Lethbridge researcher studying snow melt 0
Along with graduate students, Sarah Boon-an assistant geography professor at the University of Lethbridge-is researching how pine beetles and wild fires affect downstream hydrology in the Crowsnest Pass.
Boon, who studied the effects of pine beetles on northern British Columbia forest canopies, has now expanded her research to how wild fires affect mountain hydrology in the Pass. Natural agents, according to Boon, such as wild fires and pine beetles are known as forest disturbances.
Although pine beetles are affecting how much snow falls to the ground due to loss of needles and lower branches, she said wild fires have more of an effect on forest canopies and snow accumulation.
"With wild fire, you are taking off all of the needles," she said. "You are burning off the needles, you are burning off a lot of the branches. In some cases, you are having trees fall over because of fire. Again, you can get more snow on the ground because the canopy is gone; it can't catch the snow anymore."

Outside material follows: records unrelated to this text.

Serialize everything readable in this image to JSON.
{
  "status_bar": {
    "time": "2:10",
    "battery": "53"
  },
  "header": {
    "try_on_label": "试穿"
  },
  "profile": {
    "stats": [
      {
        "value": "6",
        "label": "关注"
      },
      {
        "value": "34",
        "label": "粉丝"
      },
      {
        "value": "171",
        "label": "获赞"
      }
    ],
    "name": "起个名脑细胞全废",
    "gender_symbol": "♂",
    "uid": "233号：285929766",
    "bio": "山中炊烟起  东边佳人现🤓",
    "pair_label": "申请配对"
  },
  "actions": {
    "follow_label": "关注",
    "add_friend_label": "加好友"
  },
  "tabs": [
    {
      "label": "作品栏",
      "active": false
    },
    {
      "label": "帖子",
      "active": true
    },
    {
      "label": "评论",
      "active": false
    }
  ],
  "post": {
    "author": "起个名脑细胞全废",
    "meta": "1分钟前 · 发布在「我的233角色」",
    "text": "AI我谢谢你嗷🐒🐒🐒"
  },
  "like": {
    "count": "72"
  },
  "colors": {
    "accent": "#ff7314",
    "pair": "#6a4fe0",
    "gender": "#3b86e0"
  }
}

She explained that once there is no canopy left, more energy in the form of sunlight filters through, melting the increased amount of snow much faster. Thus, the amount of water received downstream is changed, she said.
Boon, who has her Phd in glacier and snow hydrology, said most of her work since 2005 has dealt with post disturbance snow hydrology stemming from both pine beetles and wild fires.
Boon, who is working in collaboration with the Southern Rockies Watershed Project in the Crowsnest Pass, is working with an individual out of the University of Alberta studying the effects of fires such as the Lost Creek wild fire on forest canopies.
Boon said she thinks he observed increased run off in the rivers following the devastating fire. Although she is not sure if they saw localized flooding after the fire, it is a concern.
"Part of that is because the wild fire was so severe that it burned off a lot of the organic material on the surface," Boon said. "If you go up into the burned area of the watershed, you can see there isn't really much organic material in those burned areas. It gets down to this gravelly kind of soil fairly quickly."
Without the organic layer, Boon said, the water can't make it into the gravelly clay so there is increased run off. These processes would affect the rivers in the Crowsnest Pass, she said.
"If you consider that you have this large area that has been burned, you have more snow collecting on that large burned area," Boon explained. "Then you can melt it faster in the spring. That's going to change the time that you get a peak in your stream flow and also the size of that peak."
One of Boon's graduate students is currently working in an area of the burned watershed and she is looking at the differences between areas that were burned and those that weren't.
As well, a graduate student is studying stream temperature in the Crowsnest Pass. A decreased forest canopy will increase the stream temperature, while on the other hand; increased snowmelt will decrease the temperature, Boon said.
One of the reasons they are interested in stream temperature is the affect that it has on different aquatic organisms including cutthroat trout and bull trout in the area. Boon said rates of natural disturbances have been slowly increasing.